Kamis, 06 Oktober 2016

Kehilangan

Hari itu, aku terbangun sendiri.
Ada satu rasa yang tiba tiba hinggap.
dan aku mengenal rasa ini.
Setelah bertahun tahun aku berhati hati dengan rasa itu,
kini ia datang
Sepi... Sedih...

Setelah bangun pagi buta, memasak untuk sahur kami berdua, aku putuskan untuk kembali merebahkan diri selepas subuh.
Ya,, sekedar mengganti jam tidur yang tadi telah terpakai, agar tidak terlalu mengantuk nanti di kantor. #alibi
Ditengah antara sadar dan tidak, aku masih mampu menangkap kesibukan suami mempersiapkan diri untuk berangkat kerja.
Ya,,, dia emang pengertian, mudah-mudahan aku tak termasuk istri yang tak telaten mengurus suami. hihi...
Kulirik jam, masih 05.30 batinku, biasanya dia berangkat jam 06.00, berarti masih ada sedikit waktu untuk kembali kupejamkan mata.
Keputusan yang kemudian aku sesali.

Seperti mengerti dan memahami apa yang aku azzamkan, mata ini terbuka otomatis di jam 06.00. Namun apa yang terjadi adalah, tidak ada tanda kehadiran dia di momen aku membuka mata. Ku coba menajamkan pendengaran, berharap masih ada dia di rumah. Nihil. Ternyata dia telah pergi.

Tiba-tiba
Kosong,,, Sepi,,,

Rasa itu menyergap dan menguasaiku dengan sekejap.
Kurasakan sakit di ulu hati. Tanpa mampu kubendung, airmataku pun jatuh. Aku menangis.
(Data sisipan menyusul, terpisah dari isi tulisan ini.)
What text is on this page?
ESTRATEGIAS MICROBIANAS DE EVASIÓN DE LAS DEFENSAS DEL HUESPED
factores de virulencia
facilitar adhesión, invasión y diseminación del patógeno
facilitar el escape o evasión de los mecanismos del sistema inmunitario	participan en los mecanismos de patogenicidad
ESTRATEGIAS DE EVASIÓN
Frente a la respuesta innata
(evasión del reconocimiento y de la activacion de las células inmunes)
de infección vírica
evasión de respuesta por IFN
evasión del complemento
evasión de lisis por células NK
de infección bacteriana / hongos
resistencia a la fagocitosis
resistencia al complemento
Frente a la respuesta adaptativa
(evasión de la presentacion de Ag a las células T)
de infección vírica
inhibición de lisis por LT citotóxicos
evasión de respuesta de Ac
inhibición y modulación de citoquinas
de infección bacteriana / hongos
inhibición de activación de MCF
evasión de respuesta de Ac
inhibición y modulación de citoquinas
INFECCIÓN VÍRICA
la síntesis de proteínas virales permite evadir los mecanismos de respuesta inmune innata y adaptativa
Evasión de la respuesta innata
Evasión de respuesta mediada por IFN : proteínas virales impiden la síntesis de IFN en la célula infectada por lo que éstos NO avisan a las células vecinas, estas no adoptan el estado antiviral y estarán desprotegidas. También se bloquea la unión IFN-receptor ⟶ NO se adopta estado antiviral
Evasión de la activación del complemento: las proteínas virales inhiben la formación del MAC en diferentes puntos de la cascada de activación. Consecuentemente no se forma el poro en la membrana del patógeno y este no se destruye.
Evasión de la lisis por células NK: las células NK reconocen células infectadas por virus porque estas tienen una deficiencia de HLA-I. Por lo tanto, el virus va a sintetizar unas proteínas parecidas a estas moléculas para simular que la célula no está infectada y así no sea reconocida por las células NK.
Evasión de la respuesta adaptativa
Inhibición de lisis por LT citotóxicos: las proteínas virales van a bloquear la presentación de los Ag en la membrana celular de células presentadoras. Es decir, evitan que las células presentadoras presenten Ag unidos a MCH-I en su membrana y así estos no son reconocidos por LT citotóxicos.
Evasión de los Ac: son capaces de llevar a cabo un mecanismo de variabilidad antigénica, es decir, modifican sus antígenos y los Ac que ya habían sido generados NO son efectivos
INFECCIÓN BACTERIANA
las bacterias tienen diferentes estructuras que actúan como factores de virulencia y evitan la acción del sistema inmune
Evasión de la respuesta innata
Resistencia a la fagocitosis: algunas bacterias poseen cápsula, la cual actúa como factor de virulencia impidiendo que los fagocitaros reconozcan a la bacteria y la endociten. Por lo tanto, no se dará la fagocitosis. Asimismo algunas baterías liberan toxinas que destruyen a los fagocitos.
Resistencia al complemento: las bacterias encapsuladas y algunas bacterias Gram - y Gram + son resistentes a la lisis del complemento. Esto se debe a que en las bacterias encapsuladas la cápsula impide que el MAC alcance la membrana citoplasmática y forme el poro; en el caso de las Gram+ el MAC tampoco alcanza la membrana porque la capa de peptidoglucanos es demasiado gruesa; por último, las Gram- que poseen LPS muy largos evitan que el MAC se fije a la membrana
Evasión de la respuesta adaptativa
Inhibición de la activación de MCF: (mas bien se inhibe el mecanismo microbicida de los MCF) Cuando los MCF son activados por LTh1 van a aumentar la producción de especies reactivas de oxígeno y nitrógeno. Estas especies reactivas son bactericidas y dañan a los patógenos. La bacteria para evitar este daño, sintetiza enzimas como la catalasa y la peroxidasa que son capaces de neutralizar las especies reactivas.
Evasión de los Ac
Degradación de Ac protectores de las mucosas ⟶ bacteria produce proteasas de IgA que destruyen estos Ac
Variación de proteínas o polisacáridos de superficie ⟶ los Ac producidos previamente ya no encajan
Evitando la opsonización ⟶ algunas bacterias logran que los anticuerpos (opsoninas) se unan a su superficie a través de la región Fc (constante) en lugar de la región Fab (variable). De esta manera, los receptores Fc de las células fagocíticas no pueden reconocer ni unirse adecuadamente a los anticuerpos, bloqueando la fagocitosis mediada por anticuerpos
Entahlah, aku merasa kesepian. Rasa yang selama ini aku coba untuk hindari.

Hal yang kami coba bangun dan biasakan adalah berpelukan sebelum kami berangkat kerja.
Karena jauhnya jarak tempat ia mengajar, selalu ia yang pergi lebih dulu.
Tapi hari ini ia memutuskan untuk pergi tanpa pamit.
Meski aku mengerti, ia hanya tak mau menggangguku yang tengah terlelap.
Tapi, ulu hatiku yang sakit ini tak mampu aku tutupi.
Aku menangis sendirian. Ternyata ini rasa perpisahan yang selama ini aku takutkan.
dan melankolisnya aku, muncullah pikiran-pikiran yang sebetulnya tidak penting, bahkan terkesan mengada-ada.
Pikiran yang membuatku merasa semakin bersalah.
picture taken from gambar88.com

Ternyata pernikahan ini telah sampai pada titik aku bergantung padanya, hingga Allah pun memberiku pelajaran dengan kejadian yang mungkin dianggap sepele oleh orangnya.

Semoga bukan sekedar menghibur hati, kesadaranku tentang hikmah pagi itu. 
Ya,, bisa jadi Allah tengah memberiku pelajaran, bahwa rasa kehilangan yang selalu kucoba untuk hindari akhirnya aku dapati juga. 
Aku memang selalu memilih untuk menyendiri ketika ada satu masalah. Berkontemplasi. Namun nyatanya, aku hanya tengah mempersiapkan diri akan perpisahan, kehilangan, juga kesendirian. 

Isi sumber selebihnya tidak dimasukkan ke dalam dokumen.